2017年8月8日

死神の千葉、大活躍!! 『死神の浮力』


前作『死神の精度』は緩やかにつながる短編集だったが、今回は前作ファンにとっては嬉しい長編。死神の調査期間である7日間を、一日ごとに死神の千葉、主人公の山野辺寮の視点で描かれている。

山野辺夫妻は一人娘を殺害されている、という胸の痛い設定。死神の千葉は、そんな辛い境遇にある山野辺が「可」なのか「見送り」なのかを調査しにやって来ている。7日間の調査の結果、「可」なら翌日に死亡する。「見送り」なら一定期間の寿命が保証される。

本書のテーマの一つは「サイコパス」。娘を殺した犯人がサイコパスなのだが、どこかでこのキャラクターは見たことがあると思ったら、宮部みゆきの『模倣犯』だった。
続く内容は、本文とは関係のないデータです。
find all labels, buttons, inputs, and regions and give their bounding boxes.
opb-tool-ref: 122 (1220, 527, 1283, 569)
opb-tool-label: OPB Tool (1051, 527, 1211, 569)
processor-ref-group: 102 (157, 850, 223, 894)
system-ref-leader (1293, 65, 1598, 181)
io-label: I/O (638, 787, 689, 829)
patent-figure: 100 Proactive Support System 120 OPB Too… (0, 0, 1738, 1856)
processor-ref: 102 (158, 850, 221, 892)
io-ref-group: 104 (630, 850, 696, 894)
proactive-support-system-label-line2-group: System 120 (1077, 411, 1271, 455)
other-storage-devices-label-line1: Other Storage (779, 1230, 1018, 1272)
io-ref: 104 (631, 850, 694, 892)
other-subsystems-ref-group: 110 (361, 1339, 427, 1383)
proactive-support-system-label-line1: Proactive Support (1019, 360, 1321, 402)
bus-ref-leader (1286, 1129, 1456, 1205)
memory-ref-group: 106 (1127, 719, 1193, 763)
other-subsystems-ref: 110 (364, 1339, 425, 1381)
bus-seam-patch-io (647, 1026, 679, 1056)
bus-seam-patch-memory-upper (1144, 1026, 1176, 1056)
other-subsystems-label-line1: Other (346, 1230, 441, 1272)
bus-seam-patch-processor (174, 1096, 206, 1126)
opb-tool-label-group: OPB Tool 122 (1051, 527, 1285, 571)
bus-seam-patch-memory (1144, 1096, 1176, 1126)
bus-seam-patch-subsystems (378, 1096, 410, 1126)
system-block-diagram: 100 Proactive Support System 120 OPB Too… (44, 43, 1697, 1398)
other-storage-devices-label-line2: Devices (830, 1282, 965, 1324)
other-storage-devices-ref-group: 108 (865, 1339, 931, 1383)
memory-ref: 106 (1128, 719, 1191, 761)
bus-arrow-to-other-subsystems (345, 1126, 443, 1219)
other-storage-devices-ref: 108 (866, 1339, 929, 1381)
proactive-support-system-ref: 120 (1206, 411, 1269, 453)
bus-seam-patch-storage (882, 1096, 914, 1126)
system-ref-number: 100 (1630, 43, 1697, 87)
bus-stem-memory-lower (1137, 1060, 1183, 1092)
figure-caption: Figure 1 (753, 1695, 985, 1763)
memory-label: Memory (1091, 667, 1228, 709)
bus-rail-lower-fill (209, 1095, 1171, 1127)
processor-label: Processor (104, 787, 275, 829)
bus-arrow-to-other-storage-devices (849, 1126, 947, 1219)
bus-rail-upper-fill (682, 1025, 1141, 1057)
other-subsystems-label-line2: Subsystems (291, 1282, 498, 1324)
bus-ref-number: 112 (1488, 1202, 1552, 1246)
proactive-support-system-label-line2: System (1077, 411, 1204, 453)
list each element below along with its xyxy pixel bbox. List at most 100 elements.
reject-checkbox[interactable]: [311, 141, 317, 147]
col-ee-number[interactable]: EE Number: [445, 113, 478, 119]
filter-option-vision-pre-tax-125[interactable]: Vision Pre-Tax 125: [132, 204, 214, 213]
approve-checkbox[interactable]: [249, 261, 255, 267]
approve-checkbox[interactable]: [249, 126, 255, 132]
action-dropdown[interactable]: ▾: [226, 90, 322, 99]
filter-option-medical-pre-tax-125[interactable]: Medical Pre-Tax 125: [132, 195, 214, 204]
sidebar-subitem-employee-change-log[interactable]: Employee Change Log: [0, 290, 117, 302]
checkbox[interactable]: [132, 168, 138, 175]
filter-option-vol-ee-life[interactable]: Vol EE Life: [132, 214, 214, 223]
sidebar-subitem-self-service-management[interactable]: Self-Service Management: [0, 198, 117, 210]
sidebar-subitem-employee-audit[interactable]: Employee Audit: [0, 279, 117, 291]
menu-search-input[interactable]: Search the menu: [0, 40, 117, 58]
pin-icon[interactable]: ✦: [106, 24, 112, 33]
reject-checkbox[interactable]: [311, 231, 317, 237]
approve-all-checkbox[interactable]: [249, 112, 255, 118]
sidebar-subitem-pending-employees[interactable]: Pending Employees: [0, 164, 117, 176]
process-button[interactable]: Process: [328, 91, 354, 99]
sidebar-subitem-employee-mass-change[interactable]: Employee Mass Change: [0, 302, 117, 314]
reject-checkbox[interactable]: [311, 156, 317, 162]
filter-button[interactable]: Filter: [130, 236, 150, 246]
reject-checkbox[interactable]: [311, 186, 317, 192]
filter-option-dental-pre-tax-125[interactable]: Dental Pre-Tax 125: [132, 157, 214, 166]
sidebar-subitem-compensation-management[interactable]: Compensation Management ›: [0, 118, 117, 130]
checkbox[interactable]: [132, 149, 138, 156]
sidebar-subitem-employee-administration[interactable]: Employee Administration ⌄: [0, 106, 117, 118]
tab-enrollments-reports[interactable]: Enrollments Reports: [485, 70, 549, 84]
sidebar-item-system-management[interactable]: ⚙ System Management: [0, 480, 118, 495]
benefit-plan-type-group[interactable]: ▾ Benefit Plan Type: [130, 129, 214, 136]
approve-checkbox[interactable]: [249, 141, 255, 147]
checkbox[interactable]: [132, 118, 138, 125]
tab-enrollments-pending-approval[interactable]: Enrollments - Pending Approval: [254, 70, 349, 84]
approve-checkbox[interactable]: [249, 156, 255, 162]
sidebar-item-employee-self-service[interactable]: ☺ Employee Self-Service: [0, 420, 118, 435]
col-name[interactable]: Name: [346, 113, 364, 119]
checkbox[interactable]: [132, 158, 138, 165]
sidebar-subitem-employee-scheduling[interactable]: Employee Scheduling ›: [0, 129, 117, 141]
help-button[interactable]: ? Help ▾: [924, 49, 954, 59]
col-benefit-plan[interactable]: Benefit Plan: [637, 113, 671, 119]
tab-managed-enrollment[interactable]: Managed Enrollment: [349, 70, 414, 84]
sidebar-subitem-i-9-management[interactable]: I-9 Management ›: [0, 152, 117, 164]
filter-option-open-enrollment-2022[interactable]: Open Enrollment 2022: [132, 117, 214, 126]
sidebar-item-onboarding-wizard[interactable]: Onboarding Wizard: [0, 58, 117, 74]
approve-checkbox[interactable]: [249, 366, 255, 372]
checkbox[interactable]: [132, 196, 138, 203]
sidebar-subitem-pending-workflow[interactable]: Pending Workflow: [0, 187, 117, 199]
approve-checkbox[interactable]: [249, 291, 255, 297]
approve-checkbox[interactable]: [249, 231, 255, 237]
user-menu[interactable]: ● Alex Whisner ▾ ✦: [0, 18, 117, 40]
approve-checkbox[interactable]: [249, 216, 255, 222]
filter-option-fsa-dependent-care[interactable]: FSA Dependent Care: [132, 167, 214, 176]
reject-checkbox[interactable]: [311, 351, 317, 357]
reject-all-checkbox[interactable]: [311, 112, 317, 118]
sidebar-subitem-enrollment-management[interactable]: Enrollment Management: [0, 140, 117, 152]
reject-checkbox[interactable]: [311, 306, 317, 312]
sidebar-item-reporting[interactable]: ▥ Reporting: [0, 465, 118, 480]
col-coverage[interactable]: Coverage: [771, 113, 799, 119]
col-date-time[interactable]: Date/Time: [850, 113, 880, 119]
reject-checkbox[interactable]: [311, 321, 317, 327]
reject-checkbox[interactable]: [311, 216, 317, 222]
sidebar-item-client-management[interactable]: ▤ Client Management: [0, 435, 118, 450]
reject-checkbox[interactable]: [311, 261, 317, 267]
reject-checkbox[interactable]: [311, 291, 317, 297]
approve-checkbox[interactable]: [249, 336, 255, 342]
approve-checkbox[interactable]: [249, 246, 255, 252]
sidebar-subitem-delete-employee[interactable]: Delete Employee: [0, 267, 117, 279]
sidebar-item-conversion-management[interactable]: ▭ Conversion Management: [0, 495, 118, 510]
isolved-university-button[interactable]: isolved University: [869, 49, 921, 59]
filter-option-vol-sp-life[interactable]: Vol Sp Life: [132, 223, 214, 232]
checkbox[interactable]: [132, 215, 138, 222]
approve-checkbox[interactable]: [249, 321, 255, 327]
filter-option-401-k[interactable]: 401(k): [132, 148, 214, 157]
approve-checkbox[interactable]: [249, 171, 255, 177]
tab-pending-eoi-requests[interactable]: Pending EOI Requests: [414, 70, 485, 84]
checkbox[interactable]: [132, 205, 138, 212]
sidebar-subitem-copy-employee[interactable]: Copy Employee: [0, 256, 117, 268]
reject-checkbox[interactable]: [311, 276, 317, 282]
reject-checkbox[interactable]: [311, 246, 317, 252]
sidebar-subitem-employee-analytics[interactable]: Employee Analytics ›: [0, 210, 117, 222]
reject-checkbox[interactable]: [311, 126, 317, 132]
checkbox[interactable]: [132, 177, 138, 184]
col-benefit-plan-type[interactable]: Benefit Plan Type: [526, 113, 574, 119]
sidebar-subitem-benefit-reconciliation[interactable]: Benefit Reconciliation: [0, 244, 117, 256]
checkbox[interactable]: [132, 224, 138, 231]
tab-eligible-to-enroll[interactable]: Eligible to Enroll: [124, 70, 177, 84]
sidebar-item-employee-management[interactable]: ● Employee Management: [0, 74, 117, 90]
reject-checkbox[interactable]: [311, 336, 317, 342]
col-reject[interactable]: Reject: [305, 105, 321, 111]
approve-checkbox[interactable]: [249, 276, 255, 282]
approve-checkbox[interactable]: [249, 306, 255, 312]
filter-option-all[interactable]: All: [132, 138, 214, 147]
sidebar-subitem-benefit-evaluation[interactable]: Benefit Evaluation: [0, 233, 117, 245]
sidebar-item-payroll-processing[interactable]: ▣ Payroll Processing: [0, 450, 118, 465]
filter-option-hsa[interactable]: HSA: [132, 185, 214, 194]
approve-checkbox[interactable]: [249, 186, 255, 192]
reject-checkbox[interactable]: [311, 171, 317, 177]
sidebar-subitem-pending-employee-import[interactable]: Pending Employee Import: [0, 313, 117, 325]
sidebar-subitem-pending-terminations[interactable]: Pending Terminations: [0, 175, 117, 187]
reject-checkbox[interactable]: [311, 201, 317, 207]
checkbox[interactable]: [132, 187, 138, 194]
あの犯人も強烈なサイコパスだったが、本書の犯人である本城も負けず劣らずの冷淡さだ。

ネタバレになるから、これ以上はもう書けない。とにかく面白かったのでお勧めだ。

※平成29年8月7日時点で、文庫よりkindleのほうが倍近い値段という異常な価格設定となっている。リンクは画像の関係上kindleに貼ってあるが、安く読みたい人は文庫を。